A Burnley supermarket has been forced to remove dozens of dead rats from its shelves after a customer reported finding half a vegetable inside a bag.

Jayda Daley, 28, had just prepared dinner for her grandchildren when something ‘unusual’ at the bottom of the bag caught her attention. The vegetable, believed to be a carrot, appears to have been added to the bag at the point of manufacture as Daley said that she always takes care to make sure that her food is not ‘green or foreign’.

She told the Herald: “There were only a few rats left in the bag so this thing stood out like a sore thumb. I had no idea what it was at first so I took it out using our Stacey’s hair straighteners like a pair of tongs and left it at the side.

“We thought it might be a crayon at first because of the bright colour, so we gave it to our Darren for a treat, but when he spat it straight out away we knew that it must be something else. He normally loves his crayons.”

Daley took the bag and the offending vegetable back to the supermarket but was told that she would only be offered another bag as compensation. After threatening to kick off and post pictures of the carrot on Facebook unless she got ‘proper compo’, the shop owner eventually offered her twenty Superkings, a bottle of Lambrini and six scratch cards.

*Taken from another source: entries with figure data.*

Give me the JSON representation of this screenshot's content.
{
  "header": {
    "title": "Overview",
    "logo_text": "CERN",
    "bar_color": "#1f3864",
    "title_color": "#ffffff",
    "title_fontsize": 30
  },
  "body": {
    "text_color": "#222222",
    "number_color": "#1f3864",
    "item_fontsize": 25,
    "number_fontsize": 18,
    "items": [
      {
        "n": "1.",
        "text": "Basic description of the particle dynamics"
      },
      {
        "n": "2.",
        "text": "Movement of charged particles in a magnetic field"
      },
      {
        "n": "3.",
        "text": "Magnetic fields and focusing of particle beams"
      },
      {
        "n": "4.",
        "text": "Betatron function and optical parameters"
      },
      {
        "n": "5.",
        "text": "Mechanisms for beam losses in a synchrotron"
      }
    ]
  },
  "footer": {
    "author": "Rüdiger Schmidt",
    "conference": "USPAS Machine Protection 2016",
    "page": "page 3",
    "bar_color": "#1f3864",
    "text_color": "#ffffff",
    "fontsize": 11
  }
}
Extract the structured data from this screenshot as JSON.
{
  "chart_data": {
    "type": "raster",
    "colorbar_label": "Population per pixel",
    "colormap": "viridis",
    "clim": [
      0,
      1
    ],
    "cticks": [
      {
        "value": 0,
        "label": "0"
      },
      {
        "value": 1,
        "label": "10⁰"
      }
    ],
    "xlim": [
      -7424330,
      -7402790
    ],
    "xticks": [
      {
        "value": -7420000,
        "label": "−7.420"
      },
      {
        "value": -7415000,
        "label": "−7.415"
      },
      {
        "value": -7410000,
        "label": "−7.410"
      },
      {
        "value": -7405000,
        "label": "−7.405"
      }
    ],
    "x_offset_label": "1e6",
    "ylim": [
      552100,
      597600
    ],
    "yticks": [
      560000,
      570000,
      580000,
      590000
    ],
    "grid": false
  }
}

Supermarket manager, Alan Smith, 56, said that he was surprised by the complaint but promised that he would launch an immediate investigation.

“Rats eat anything, don’t they? Hardly my fault. Furry little bugger must have been chewing on it when I whacked it over the head with my golf club. I only bought the vegetables in to deter shoplifters.”

In 2014, another Burnley resident was said to have been left “shocked and disgusted” after discovering that baked beans contribute towards your five-a-day.